No início de 2015, o Tribunal Geral da União Europeia (“TGUE” ou a um recurso de anulação de uma decisão da Comissão Europeia que indeferiu um pedido de tratamento confidencial apresentado pela Akzo Nobel e outras empresas condenadas por uma infração ao direito da concorrência.
Esta decisão assume particular relevância, já que é a primeira vez que o TGUE fornece indicações sobre o equilíbrio entre a publicação de versões públicas de decisões de cartéis e a proteção de segredos de negócio.
Em causa estava a publicação de uma versão não confidencial mais detalhada (i.e. divulgando mais informação) da decisão condenatória, não obstante uma primeira versão ter sido já publicada.
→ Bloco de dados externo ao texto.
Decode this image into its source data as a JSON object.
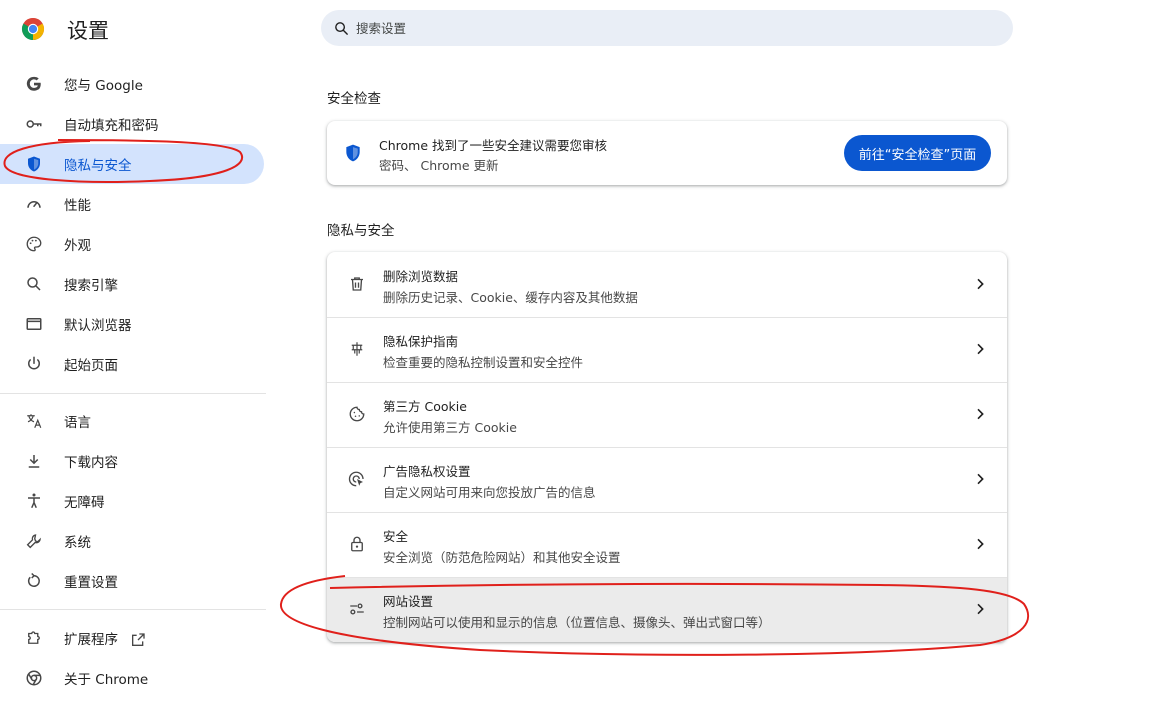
{
  "header": {
    "title": "设置",
    "search_placeholder": "搜索设置"
  },
  "sidebar": {
    "items": [
      {
        "label": "您与 Google",
        "icon": "google-g-icon"
      },
      {
        "label": "自动填充和密码",
        "icon": "key-icon"
      },
      {
        "label": "隐私与安全",
        "icon": "shield-icon",
        "active": true
      },
      {
        "label": "性能",
        "icon": "speedometer-icon"
      },
      {
        "label": "外观",
        "icon": "palette-icon"
      },
      {
        "label": "搜索引擎",
        "icon": "search-icon"
      },
      {
        "label": "默认浏览器",
        "icon": "browser-window-icon"
      },
      {
        "label": "起始页面",
        "icon": "power-icon"
      },
      {
        "label": "语言",
        "icon": "translate-icon"
      },
      {
        "label": "下载内容",
        "icon": "download-icon"
      },
      {
        "label": "无障碍",
        "icon": "accessibility-icon"
      },
      {
        "label": "系统",
        "icon": "wrench-icon"
      },
      {
        "label": "重置设置",
        "icon": "reset-icon"
      },
      {
        "label": "扩展程序",
        "icon": "puzzle-icon",
        "external": true
      },
      {
        "label": "关于 Chrome",
        "icon": "chrome-icon"
      }
    ]
  },
  "safety_check": {
    "section_title": "安全检查",
    "primary": "Chrome 找到了一些安全建议需要您审核",
    "secondary": "密码、 Chrome 更新",
    "button_label": "前往“安全检查”页面"
  },
  "privacy": {
    "section_title": "隐私与安全",
    "rows": [
      {
        "title": "删除浏览数据",
        "desc": "删除历史记录、Cookie、缓存内容及其他数据",
        "icon": "trash-icon"
      },
      {
        "title": "隐私保护指南",
        "desc": "检查重要的隐私控制设置和安全控件",
        "icon": "privacy-guide-icon"
      },
      {
        "title": "第三方 Cookie",
        "desc": "允许使用第三方 Cookie",
        "icon": "cookie-icon"
      },
      {
        "title": "广告隐私权设置",
        "desc": "自定义网站可用来向您投放广告的信息",
        "icon": "ad-privacy-icon"
      },
      {
        "title": "安全",
        "desc": "安全浏览（防范危险网站）和其他安全设置",
        "icon": "lock-icon"
      },
      {
        "title": "网站设置",
        "desc": "控制网站可以使用和显示的信息（位置信息、摄像头、弹出式窗口等）",
        "icon": "sliders-icon",
        "highlighted": true
      }
    ]
  },
  "colors": {
    "accent": "#0b57d0",
    "active_bg": "#d3e3fd",
    "search_bg": "#e9eef6",
    "annotation": "#e0201b"
  }
}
As empresas opuseram-se à publicação pelo facto de esta prejudicar gravemente os seus interesses, já que a versão mais detalhada conteria um grande número de informações fornecidas no âmbito de um pedido de clemência relativo a um cartel.
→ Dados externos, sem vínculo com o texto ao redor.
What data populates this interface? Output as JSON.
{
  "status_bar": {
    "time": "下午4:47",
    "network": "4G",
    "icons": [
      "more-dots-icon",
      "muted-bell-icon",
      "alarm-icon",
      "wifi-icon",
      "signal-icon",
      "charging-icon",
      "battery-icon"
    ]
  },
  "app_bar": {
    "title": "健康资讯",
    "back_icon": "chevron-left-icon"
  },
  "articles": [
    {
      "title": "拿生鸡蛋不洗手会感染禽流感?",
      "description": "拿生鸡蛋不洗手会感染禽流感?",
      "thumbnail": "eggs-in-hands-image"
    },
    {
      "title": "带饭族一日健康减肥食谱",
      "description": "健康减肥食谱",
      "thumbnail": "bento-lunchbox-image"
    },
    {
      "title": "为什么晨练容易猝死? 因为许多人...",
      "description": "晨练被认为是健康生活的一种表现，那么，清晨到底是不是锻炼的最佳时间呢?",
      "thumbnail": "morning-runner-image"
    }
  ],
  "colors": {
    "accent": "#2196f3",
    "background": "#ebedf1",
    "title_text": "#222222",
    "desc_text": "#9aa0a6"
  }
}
Não obstante a Comissão ter mantido confidencial a fonte das informações, considerou que não se justificava estender a confidencialidade às próprias informações comunicadas. Perante o indeferimento do seu pedido de confidencialidade, as empresas visadas invocaram junto do TGUE a violação do dever de confidencialidade e das suas expectativas legítimas.
Em primeiro lugar, alegaram que a nova publicação viola o dever de confidencialidade, dado que as informações em causa foram comunicadas voluntariamente à Comissão no âmbito do programa de clemência, devendo por isso beneficiar de proteção contra a sua divulgação.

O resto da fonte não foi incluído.